Spokesman Ronald McInnis says divers found the body Saturday morning inside the train's engine room.
Iron Ore Company of Canada, which owns the train, identified him on Friday as Enrick Gagnon, 45, and said he had worked for the company since 1997.
Parts of the train carrying diesel fuel fell into the Moisie River in eastern Quebec on Thursday, leaving a silvery layer of oil floating on the water.
McInnis says the investigation into the derailment continues.
Iron Ore Company of Canada president Kelly Sanders calls it a "very sad day" for the company.
"Our deepest sympathies and thoughts are with Enrick's family and we will do everything within our power to support them and his co-workers during this difficult time", Sanders said Saturday in a release.

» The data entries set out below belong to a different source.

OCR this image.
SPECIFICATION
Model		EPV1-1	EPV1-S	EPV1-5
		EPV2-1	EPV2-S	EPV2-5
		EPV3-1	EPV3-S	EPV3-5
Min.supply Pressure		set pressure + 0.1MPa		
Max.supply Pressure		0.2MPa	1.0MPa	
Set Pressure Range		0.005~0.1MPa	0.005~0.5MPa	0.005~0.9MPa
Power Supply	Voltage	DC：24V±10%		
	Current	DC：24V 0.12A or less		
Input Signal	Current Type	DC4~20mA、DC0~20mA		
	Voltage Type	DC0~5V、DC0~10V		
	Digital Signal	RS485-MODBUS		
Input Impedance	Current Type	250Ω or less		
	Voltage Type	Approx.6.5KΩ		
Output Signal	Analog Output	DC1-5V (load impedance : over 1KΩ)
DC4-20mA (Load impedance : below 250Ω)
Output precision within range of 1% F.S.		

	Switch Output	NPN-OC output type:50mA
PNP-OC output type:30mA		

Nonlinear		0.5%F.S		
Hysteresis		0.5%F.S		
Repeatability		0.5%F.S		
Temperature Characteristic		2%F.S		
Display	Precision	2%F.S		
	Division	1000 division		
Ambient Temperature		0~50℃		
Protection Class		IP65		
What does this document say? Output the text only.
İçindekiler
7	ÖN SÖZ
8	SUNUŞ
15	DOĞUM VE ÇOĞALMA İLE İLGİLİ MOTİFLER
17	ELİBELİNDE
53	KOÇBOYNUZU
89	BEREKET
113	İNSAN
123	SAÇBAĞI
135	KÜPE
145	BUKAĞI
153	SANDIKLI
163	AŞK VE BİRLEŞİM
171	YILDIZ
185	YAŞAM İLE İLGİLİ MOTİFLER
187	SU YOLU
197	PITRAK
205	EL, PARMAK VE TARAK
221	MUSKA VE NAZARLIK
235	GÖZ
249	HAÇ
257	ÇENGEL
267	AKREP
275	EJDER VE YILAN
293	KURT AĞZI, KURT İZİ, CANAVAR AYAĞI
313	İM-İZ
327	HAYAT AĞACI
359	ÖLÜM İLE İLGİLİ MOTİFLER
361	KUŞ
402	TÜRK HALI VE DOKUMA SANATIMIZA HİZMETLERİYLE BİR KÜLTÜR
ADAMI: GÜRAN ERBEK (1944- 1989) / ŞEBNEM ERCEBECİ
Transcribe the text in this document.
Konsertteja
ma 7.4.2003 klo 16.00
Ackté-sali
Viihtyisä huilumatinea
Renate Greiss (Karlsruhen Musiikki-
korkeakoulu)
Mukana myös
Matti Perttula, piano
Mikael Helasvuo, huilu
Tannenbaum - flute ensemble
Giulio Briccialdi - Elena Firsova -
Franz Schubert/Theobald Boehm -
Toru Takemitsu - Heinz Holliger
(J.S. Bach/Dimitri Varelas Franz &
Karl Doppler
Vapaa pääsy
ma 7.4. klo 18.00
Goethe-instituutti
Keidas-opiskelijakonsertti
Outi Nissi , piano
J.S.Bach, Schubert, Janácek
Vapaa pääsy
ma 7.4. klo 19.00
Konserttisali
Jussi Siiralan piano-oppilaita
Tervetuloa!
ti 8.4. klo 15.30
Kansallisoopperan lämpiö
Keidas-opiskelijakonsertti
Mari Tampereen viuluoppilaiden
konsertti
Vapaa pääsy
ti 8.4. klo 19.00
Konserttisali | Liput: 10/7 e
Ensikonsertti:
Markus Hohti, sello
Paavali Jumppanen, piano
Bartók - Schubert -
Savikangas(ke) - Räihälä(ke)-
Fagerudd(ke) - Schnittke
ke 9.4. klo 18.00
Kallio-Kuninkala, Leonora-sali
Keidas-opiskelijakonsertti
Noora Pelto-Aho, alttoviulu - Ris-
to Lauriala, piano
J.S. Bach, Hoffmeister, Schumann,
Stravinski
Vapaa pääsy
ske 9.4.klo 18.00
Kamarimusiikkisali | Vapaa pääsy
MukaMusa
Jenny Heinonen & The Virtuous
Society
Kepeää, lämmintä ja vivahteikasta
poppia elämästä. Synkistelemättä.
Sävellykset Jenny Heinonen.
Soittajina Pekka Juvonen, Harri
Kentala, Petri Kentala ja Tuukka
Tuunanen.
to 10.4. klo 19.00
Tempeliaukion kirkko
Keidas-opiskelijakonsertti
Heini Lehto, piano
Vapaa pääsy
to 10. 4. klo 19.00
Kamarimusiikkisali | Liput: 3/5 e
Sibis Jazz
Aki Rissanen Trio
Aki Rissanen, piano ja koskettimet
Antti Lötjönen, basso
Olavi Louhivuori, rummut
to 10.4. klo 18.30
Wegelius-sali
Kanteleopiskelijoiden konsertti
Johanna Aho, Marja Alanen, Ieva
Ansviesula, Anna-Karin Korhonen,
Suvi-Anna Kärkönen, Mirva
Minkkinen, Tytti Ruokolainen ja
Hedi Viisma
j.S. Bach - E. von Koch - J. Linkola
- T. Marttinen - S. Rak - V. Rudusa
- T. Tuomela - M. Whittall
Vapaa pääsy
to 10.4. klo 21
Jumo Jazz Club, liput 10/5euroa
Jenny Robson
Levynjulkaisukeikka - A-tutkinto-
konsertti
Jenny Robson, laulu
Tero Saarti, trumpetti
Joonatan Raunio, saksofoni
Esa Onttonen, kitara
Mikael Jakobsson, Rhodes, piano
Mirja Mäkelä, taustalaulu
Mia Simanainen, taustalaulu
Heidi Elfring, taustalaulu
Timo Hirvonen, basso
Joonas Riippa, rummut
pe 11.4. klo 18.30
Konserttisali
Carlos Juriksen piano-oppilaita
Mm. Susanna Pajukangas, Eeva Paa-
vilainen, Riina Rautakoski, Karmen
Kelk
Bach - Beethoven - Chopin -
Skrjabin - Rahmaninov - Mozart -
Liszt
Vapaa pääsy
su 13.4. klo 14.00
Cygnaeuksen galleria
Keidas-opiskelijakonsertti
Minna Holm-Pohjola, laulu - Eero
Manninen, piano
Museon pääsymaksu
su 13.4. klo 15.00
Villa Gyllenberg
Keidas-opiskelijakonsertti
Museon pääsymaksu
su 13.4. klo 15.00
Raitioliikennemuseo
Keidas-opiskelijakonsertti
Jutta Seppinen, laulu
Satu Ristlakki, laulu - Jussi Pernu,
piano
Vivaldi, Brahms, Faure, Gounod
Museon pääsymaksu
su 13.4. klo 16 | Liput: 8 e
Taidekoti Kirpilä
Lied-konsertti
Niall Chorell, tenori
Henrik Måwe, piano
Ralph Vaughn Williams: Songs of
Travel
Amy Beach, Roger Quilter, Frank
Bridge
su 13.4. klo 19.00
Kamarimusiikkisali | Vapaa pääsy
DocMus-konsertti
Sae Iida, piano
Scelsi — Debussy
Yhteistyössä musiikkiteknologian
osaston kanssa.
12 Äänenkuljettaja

The train was made up of three locomotives and 240 empty cars.
The lead locomotive had a capacity of 17,000 litres and ended up fully submerged in the river.
It was unclear how many litres it contained at the time of the accident near Sept-Iles, about 900 kilometres from Montreal.
The locomotive behind it, which also had a capacity of 17,000 litres, was partially submerged.
An IOC spokeswoman said initial information indicates a landslide caused the derailment in the largely inaccessible area.
A spokesman for the Quebec Environment Department did not know Friday how much diesel was in the river, although he said oil extended for about 20 kilometres out from shore.
Railway traffic on the line remains suspended until further notice.